Alvar Agustí 1 , 2 , * , Lisa D. Edwards 3 , Stephen I. Rennard 4 , William MacNee 5 , Ruth Tal-Singer 6 , Bruce E. Miller 6 , Jørgen Vestbo 7 , 8 , David A. Lomas 9 , Peter M. A. Calverley 10 , Emiel Wouters 11 , Courtney Crim 3 , Julie C. Yates 3 , Edwin K. Silverman 12 , Harvey O. Coxson 13 , Per Bakke 14 , Ruth J. Mayer 3 , Bartolome Celli 12 , for the Evaluation of COPD Longitudinally to Identify Predictive Surrogate Endpoints (ECLIPSE) Investigators
18 May 2012
Because chronic obstructive pulmonary disease (COPD) is a heterogeneous condition, the identification of specific clinical phenotypes is key to developing more effective therapies. To explore if the persistence of systemic inflammation is associated with poor clinical outcomes in COPD we assessed patients recruited to the well-characterized ECLIPSE cohort (NCT00292552).

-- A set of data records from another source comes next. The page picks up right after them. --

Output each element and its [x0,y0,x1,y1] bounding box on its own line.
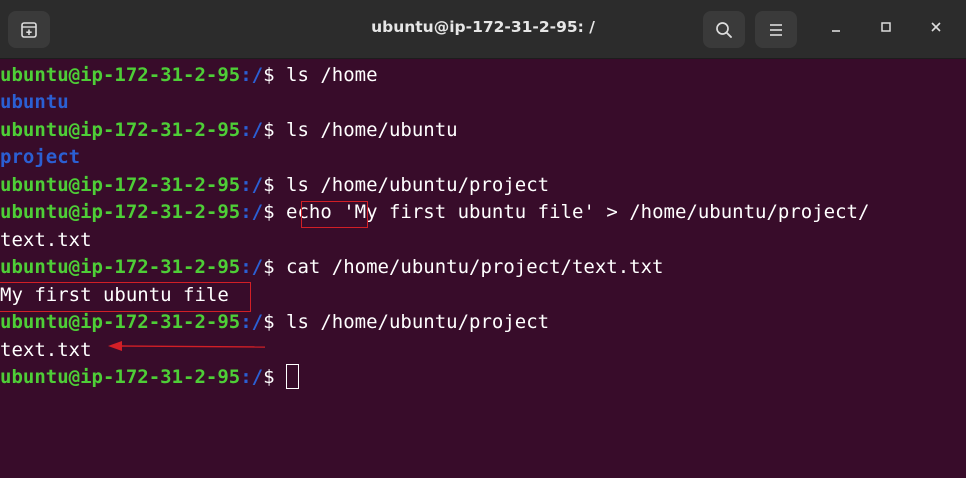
prompt-user: ubuntu@ip-172-31-2-95 [0,64,241,86]
minimize-icon [830,20,842,38]
command-text: ls /home/ubuntu/project [274,174,550,196]
maximize-icon [880,20,892,38]
maximize-button[interactable] [873,16,899,42]
command-output: text.txt [0,339,92,361]
command-text: ls /home/ubuntu/project [274,311,550,333]
close-icon [930,20,942,38]
close-button[interactable] [923,16,949,42]
terminal-line: ubuntu@ip-172-31-2-95:/$ ls /home/ubuntu… [0,172,549,199]
prompt-symbol: $ [263,256,275,278]
directory-output: project [0,146,81,168]
terminal-line: ubuntu@ip-172-31-2-95:/$ ls /home/ubuntu [0,117,458,144]
command-text: cat /home/ubuntu/project/text.txt [274,256,664,278]
prompt-symbol: $ [263,366,275,388]
menu-button[interactable] [755,11,797,48]
terminal-window: ubuntu@ip-172-31-2-95: / ubuntu@ip-172-3… [0,0,966,478]
prompt-symbol: $ [263,311,275,333]
prompt-path: :/ [240,256,264,278]
echo-command-word: echo [286,201,332,223]
terminal-output[interactable]: ubuntu@ip-172-31-2-95:/$ ls /home ubuntu… [0,60,966,478]
prompt-path: :/ [240,64,264,86]
prompt-symbol: $ [263,64,275,86]
command-output: text.txt [0,229,92,251]
command-text: 'My first ubuntu file' > /home/ubuntu/pr… [331,201,870,223]
prompt-symbol: $ [263,174,275,196]
prompt-symbol: $ [263,201,275,223]
command-text: ls /home [274,64,378,86]
search-icon [715,21,733,39]
terminal-line: ubuntu@ip-172-31-2-95:/$ ls /home/ubuntu… [0,309,549,336]
prompt-path: :/ [240,174,264,196]
prompt-path: :/ [240,201,264,223]
terminal-line: ubuntu@ip-172-31-2-95:/$ echo 'My first … [0,199,869,226]
prompt-user: ubuntu@ip-172-31-2-95 [0,174,241,196]
prompt-symbol: $ [263,119,275,141]
annotation-arrow [108,341,266,351]
directory-output: ubuntu [0,91,69,113]
prompt-path: :/ [240,366,264,388]
terminal-cursor [286,363,300,389]
window-title: ubuntu@ip-172-31-2-95: / [371,18,595,36]
prompt-path: :/ [240,311,264,333]
terminal-line: ubuntu@ip-172-31-2-95:/$ ls /home [0,62,378,89]
command-output: My first ubuntu file [0,284,229,306]
command-text: ls /home/ubuntu [274,119,458,141]
terminal-line: My first ubuntu file [0,282,229,309]
terminal-line: text.txt [0,227,92,254]
terminal-line: ubuntu@ip-172-31-2-95:/$ cat /home/ubunt… [0,254,664,281]
new-tab-button[interactable] [8,11,50,48]
prompt-user: ubuntu@ip-172-31-2-95 [0,256,241,278]
terminal-line: project [0,144,80,171]
prompt-path: :/ [240,119,264,141]
terminal-line: ubuntu@ip-172-31-2-95:/$ [0,363,300,391]
terminal-line: ubuntu [0,89,69,116]
title-bar: ubuntu@ip-172-31-2-95: / [0,0,966,59]
minimize-button[interactable] [823,16,849,42]
prompt-user: ubuntu@ip-172-31-2-95 [0,201,241,223]
prompt-user: ubuntu@ip-172-31-2-95 [0,311,241,333]
hamburger-menu-icon [768,23,784,37]
terminal-line: text.txt [0,337,92,364]
prompt-user: ubuntu@ip-172-31-2-95 [0,119,241,141]
prompt-user: ubuntu@ip-172-31-2-95 [0,366,241,388]
new-tab-icon [20,21,38,39]
search-button[interactable] [703,11,745,48]
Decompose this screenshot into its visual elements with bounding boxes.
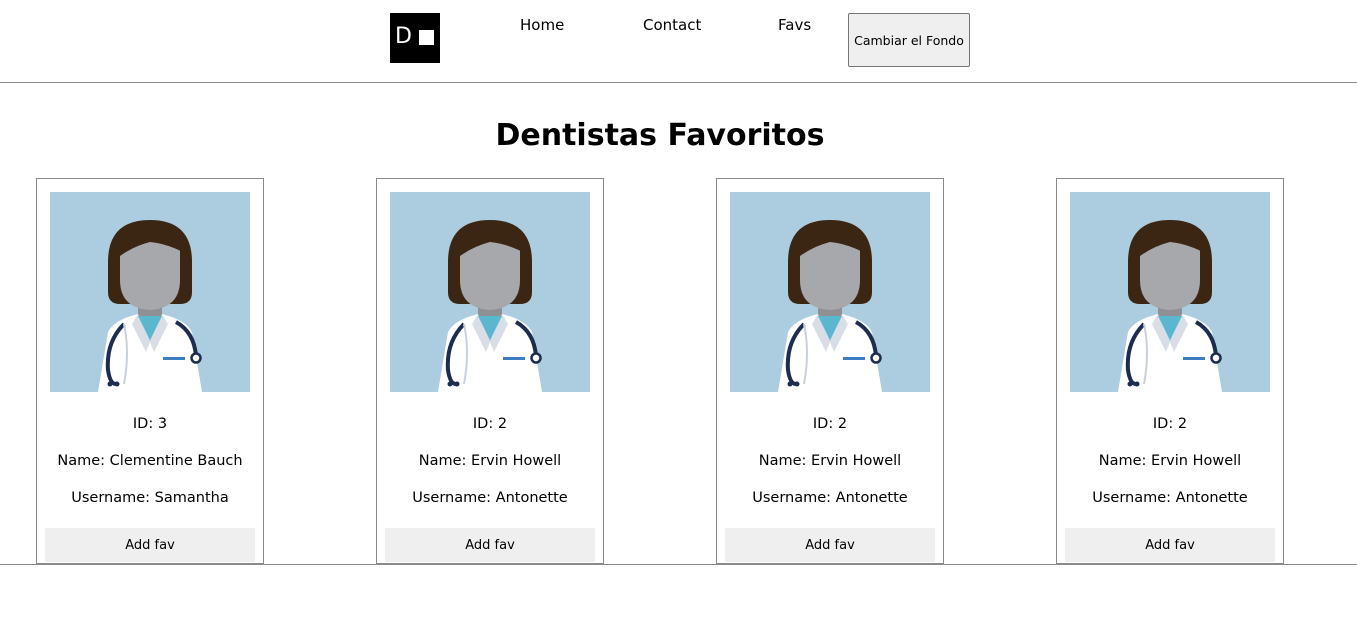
change-background-button[interactable]: Cambiar el Fondo (848, 13, 970, 67)
nav-link-favs[interactable]: Favs (778, 16, 811, 34)
dentist-card: ID: 2 Name: Ervin Howell Username: Anton… (376, 178, 604, 564)
dentist-id: ID: 2 (812, 416, 848, 432)
dentist-avatar (50, 192, 250, 392)
add-fav-button[interactable]: Add fav (1065, 528, 1275, 562)
add-fav-button[interactable]: Add fav (725, 528, 935, 562)
dentist-card: ID: 2 Name: Ervin Howell Username: Anton… (716, 178, 944, 564)
dentist-id: ID: 3 (132, 416, 168, 432)
dentist-id: ID: 2 (472, 416, 508, 432)
dentist-name: Name: Ervin Howell (758, 453, 902, 469)
dentist-avatar (730, 192, 930, 392)
dentist-card: ID: 3 Name: Clementine Bauch Username: S… (36, 178, 264, 564)
dentist-name: Name: Ervin Howell (1098, 453, 1242, 469)
logo-square-icon (419, 30, 434, 45)
dentist-id: ID: 2 (1152, 416, 1188, 432)
dentist-name: Name: Clementine Bauch (57, 453, 243, 469)
footer-divider (0, 564, 1357, 565)
dentist-avatar (390, 192, 590, 392)
female-dentist-avatar-icon (730, 192, 930, 392)
page-title: Dentistas Favoritos (495, 118, 825, 153)
logo[interactable]: D (390, 13, 440, 63)
female-dentist-avatar-icon (50, 192, 250, 392)
nav-link-home[interactable]: Home (520, 16, 564, 34)
dentist-card: ID: 2 Name: Ervin Howell Username: Anton… (1056, 178, 1284, 564)
female-dentist-avatar-icon (1070, 192, 1270, 392)
female-dentist-avatar-icon (390, 192, 590, 392)
dentist-username: Username: Samantha (71, 490, 229, 506)
dentist-username: Username: Antonette (752, 490, 908, 506)
nav-link-contact[interactable]: Contact (643, 16, 701, 34)
dentist-username: Username: Antonette (412, 490, 568, 506)
add-fav-button[interactable]: Add fav (385, 528, 595, 562)
dentist-username: Username: Antonette (1092, 490, 1248, 506)
dentist-name: Name: Ervin Howell (418, 453, 562, 469)
logo-letter-icon: D (395, 24, 412, 49)
navbar: D Home Contact Favs Cambiar el Fondo (0, 0, 1357, 83)
add-fav-button[interactable]: Add fav (45, 528, 255, 562)
dentist-avatar (1070, 192, 1270, 392)
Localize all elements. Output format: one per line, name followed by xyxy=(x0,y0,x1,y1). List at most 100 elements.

Six inflammatory biomarkers in peripheral blood (white blood cells (WBC) count and CRP, IL-6, IL-8, fibrinogen and TNF-α levels) were quantified in 1,755 COPD patients, 297 smokers with normal spirometry and 202 non-smoker controls that were followed-up for three years. We found that, at baseline, 30% of COPD patients did not show evidence of systemic inflammation whereas 16% had persistent systemic inflammation. Even though pulmonary abnormalities were similar in these two groups, persistently inflamed patients during follow-up had significantly increased all-cause mortality (13% vs. 2%, p<0.001) and exacerbation frequency (1.5 (1.5) vs. 0.9 (1.1) per year, p<0.001) compared to non-inflamed ones. As a descriptive study our results show associations but do not prove causality. Besides this, the inflammatory response is complex and we studied only a limited panel of biomarkers, albeit they are those investigated by the majority of previous studies and are often and easily measured in clinical practice.